The speaker is a farmer tasked with the overwhelming responsibility of hoeing lots of open field, digging lines of shallow trenches that would later be seeded. The work, all done by hand, was onerous, backbreaking, and tedious. The speaker sees the approach of the passing friend as an opportunity to lay down the hoe (or more specifically thrust the implement into the ground) and indulge a time apart from the loneliness and drudgery of the task at hand for an interlude of human connection, a conversation about nothing that means everything.

It is tempting to use autobiography to identify the voice.

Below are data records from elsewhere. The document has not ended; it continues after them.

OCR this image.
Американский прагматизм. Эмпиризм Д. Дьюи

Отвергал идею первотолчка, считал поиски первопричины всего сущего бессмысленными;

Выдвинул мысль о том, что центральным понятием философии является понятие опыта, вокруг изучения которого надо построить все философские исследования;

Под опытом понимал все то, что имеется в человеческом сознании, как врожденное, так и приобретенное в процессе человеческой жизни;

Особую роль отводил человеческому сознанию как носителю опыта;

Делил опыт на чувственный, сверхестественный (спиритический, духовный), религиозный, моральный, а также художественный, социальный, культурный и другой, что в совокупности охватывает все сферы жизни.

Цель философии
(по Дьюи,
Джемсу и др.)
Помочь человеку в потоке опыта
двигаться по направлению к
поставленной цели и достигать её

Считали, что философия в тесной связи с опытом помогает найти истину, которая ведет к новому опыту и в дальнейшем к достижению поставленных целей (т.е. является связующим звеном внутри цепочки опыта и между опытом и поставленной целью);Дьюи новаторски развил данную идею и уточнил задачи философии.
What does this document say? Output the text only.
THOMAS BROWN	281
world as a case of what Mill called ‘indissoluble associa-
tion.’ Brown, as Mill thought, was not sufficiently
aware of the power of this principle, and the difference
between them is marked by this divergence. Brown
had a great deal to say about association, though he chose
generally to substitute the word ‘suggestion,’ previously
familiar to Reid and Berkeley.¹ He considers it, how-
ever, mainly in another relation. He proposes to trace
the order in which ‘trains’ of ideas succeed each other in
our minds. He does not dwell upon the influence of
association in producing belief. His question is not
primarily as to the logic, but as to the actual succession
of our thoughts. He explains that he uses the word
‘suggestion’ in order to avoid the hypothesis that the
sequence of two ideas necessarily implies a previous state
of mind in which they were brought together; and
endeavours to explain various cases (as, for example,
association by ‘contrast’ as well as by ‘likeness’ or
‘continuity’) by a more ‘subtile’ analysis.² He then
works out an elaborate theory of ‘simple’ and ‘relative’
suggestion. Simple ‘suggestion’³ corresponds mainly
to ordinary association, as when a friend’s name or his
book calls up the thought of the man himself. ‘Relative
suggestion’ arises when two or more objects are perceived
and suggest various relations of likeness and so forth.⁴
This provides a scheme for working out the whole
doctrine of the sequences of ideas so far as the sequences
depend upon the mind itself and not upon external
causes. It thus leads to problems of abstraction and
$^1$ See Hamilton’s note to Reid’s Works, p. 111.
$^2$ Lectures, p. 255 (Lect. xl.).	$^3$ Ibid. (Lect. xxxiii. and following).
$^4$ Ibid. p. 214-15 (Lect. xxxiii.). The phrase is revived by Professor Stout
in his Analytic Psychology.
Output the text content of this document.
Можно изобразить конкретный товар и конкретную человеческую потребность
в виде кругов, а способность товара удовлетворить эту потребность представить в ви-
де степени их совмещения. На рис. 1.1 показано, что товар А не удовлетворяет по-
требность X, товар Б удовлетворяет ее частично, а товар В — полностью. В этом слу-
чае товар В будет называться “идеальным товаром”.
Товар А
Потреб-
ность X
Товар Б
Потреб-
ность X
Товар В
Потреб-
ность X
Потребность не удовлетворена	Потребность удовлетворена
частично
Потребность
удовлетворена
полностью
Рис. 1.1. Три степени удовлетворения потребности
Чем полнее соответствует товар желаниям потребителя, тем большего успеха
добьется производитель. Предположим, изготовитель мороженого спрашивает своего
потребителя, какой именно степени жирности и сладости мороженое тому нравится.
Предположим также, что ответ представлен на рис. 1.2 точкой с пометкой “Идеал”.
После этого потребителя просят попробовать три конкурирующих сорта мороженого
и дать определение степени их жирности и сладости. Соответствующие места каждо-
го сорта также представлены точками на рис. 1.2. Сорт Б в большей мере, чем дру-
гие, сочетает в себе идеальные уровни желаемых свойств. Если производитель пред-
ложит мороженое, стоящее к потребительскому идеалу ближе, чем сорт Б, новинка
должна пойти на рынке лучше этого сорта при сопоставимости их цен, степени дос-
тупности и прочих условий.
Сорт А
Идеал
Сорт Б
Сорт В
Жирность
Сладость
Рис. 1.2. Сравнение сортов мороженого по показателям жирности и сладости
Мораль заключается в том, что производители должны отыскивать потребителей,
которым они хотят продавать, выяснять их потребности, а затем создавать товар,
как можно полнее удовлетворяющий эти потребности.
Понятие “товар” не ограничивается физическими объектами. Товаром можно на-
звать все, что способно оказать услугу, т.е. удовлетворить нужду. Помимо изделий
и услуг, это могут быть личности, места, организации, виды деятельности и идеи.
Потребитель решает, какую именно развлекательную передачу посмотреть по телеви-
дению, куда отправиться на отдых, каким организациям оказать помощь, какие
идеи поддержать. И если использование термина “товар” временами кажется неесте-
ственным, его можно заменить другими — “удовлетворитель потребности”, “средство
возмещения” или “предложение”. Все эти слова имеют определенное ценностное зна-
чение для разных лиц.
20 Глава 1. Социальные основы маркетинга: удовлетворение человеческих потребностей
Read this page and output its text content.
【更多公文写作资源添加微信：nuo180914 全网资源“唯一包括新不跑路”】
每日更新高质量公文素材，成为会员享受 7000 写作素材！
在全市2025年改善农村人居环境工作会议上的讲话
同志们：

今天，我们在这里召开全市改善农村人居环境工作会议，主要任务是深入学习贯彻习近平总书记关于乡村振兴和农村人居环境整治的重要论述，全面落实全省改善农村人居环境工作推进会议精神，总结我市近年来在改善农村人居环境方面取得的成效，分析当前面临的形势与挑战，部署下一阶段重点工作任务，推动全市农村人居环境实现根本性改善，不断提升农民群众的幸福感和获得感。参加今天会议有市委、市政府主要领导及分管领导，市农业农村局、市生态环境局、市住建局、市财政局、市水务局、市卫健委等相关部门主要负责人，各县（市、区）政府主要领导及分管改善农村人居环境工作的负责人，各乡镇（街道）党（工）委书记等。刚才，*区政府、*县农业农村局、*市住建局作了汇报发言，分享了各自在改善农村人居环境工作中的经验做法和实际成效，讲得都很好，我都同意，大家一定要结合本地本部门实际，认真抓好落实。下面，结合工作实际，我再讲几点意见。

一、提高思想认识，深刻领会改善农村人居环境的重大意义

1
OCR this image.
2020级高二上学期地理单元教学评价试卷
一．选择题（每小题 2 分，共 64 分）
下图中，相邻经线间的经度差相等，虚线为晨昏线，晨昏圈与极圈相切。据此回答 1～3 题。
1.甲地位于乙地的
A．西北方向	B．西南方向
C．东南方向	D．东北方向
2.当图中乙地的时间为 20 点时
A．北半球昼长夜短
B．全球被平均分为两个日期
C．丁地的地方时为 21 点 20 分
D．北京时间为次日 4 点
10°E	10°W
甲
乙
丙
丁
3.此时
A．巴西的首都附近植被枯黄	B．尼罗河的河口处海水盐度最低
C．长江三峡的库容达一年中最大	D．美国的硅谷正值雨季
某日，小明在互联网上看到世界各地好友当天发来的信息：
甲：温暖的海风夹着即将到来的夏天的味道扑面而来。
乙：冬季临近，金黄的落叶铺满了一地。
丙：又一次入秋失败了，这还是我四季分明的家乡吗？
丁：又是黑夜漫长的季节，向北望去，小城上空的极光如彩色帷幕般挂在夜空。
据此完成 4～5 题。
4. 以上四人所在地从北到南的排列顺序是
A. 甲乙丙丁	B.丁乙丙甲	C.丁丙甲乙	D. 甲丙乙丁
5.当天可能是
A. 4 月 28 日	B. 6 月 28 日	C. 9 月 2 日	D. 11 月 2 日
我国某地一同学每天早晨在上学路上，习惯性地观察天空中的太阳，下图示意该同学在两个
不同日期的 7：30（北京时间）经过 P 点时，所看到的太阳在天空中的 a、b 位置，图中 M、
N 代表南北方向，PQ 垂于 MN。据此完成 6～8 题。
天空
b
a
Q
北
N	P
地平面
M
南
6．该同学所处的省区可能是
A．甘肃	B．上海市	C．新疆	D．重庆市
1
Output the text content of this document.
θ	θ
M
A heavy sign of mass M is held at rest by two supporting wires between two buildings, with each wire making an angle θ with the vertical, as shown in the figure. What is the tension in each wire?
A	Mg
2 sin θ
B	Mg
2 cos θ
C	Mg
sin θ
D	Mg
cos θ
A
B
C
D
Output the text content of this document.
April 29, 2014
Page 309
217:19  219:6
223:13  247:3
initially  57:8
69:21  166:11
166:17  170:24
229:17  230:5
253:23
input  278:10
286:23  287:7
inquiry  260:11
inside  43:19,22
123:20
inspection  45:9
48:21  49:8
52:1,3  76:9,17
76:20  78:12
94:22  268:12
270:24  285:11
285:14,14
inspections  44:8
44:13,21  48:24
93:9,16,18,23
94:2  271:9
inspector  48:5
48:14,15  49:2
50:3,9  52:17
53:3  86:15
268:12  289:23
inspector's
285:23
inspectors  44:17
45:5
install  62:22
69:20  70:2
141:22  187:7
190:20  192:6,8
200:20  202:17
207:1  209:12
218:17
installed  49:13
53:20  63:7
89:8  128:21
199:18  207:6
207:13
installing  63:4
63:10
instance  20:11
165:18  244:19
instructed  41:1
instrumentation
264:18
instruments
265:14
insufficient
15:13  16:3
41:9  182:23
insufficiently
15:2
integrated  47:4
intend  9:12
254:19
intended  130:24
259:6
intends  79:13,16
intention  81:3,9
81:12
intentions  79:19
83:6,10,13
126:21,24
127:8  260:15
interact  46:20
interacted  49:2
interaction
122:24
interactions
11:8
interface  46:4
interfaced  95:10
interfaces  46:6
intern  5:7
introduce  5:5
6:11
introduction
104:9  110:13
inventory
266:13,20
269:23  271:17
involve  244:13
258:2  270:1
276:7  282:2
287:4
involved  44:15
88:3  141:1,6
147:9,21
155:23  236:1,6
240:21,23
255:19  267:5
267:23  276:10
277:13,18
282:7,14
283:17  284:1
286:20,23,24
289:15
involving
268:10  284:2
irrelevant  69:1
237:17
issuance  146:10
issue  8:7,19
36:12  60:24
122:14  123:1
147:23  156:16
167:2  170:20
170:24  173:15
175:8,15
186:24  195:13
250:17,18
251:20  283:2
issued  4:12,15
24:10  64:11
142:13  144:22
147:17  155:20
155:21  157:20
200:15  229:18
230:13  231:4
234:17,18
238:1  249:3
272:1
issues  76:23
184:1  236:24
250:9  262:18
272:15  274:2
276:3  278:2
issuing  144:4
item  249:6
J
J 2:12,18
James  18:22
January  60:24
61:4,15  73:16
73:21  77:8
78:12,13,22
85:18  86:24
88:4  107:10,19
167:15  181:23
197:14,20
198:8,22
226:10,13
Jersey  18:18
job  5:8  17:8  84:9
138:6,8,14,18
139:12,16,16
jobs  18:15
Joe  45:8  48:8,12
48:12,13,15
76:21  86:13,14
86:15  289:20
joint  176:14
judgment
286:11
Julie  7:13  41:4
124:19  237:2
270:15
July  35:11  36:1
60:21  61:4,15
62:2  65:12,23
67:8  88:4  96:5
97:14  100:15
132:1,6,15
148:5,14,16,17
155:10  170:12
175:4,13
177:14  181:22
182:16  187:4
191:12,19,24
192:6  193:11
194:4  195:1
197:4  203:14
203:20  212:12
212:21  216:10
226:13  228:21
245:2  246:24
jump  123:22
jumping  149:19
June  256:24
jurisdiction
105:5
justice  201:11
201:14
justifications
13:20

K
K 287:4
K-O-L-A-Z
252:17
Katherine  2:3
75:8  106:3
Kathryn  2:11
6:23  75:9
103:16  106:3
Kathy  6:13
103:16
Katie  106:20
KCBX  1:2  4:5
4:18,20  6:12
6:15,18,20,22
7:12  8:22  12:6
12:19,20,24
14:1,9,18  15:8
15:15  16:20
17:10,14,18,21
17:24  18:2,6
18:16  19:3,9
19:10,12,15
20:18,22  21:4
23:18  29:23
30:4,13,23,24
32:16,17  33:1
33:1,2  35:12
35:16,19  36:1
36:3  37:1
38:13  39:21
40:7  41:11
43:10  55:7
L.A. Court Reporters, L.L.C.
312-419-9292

After all, at the time of the poem’s composition, Frost was not that much removed from his own tenure as a New England farmer, specifically a chicken farmer, albeit the experience was something of a disaster (perhaps a reflection of his preference, which he conceded years later, to chat over attending to the obligations of farming).

The speaker, if not Frost himself, is a typical farmer facing the enormous obligations of that line of work convincing himself that it would be simply rude not to take a moment to chat. I can’t ignore the opportunity for a visit, he tells himself, an internal debate that applies not merely to Frost the failed farmer but to any workplace unit of human resource who sees in the chance conversation with any coworker a way to make a job more tenable and the workplace more human.